日本浪漫歌壇 秋 霜月 令和六年十一月十六日
       記録と論評 日本浪漫学会 河内裕二
 
 四年に一度と言えば、オリンピックを思い浮かべる人が多いだろう。今年はパリでオリンピックが開催された。最もメダルを獲得した国はアメリカ合衆国だったが、そのアメリカでは、オリンピックの年に四年に一度の大統領選挙が行われる。数日前に選挙結果が出て、次期大統領がドナルド・トランプ氏に決まった。大統領の任期は二期八年までだと知ってはいるが、返り咲きについては考えたことがなかったので、今回正直驚いた。調べてみると、過去にも一人だけ返り咲いた大統領がいた。第二十二代、第二十四代大統領を務めたスティーヴン・グロヴァー・クリーヴランドである。今から百三十二年前のことである。初めてではないにしても返り咲きは極めて珍しい。トランプ氏には、選挙集会中に起こった暗殺未遂事件でも驚かされた。彼が「型破り」な人物であることは間違いない。就任後は日本にどのような影響があるのだろうか。

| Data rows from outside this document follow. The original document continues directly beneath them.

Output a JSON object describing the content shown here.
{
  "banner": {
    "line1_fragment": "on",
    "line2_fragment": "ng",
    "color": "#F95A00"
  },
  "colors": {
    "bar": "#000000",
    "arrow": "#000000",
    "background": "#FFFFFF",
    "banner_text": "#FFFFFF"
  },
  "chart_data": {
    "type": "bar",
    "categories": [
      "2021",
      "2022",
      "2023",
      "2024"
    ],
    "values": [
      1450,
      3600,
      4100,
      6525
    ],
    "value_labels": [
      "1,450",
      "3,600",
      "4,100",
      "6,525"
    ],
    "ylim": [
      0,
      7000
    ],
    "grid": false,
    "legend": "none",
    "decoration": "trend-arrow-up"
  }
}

 歌会は十一月十六日午前一時半より三浦勤労市民センターで開催された。出席者は三浦短歌会の三宅尚道会長、加藤由良子、嘉山光枝、清水和子、羽床員子、日本浪漫学会の濱野成秋会長の六氏と河内裕二。嶋田弘子氏も詠草を寄せられた。
 
  亡き夫がみやげに買いしパナマ帽
     野分立つ朝友かぶり来ぬ 由良子
 
 作者は加藤由良子さん。亡くなった夫への深い愛情とその喪失感が、パナマ帽という具体的な物を通して見事に表現されている。しかもそのパナマ帽は夫が作者に買ってきたものではなく、土産として友人にあげたもので、友人はそれをずっと大切にしている。「野分立つ」とあるので、季節は秋から初冬ごろであろう。時期としてはパナマ帽には少し遅めかもしれないが、一日の始まりにそれを被って作者に会いに来た。帽子を見た作者は夫のいない のを寂しく感じたかもしれない。ただそれ以上に夫と友人との良きつながりに心が温まったので歌に詠まれたのだろう。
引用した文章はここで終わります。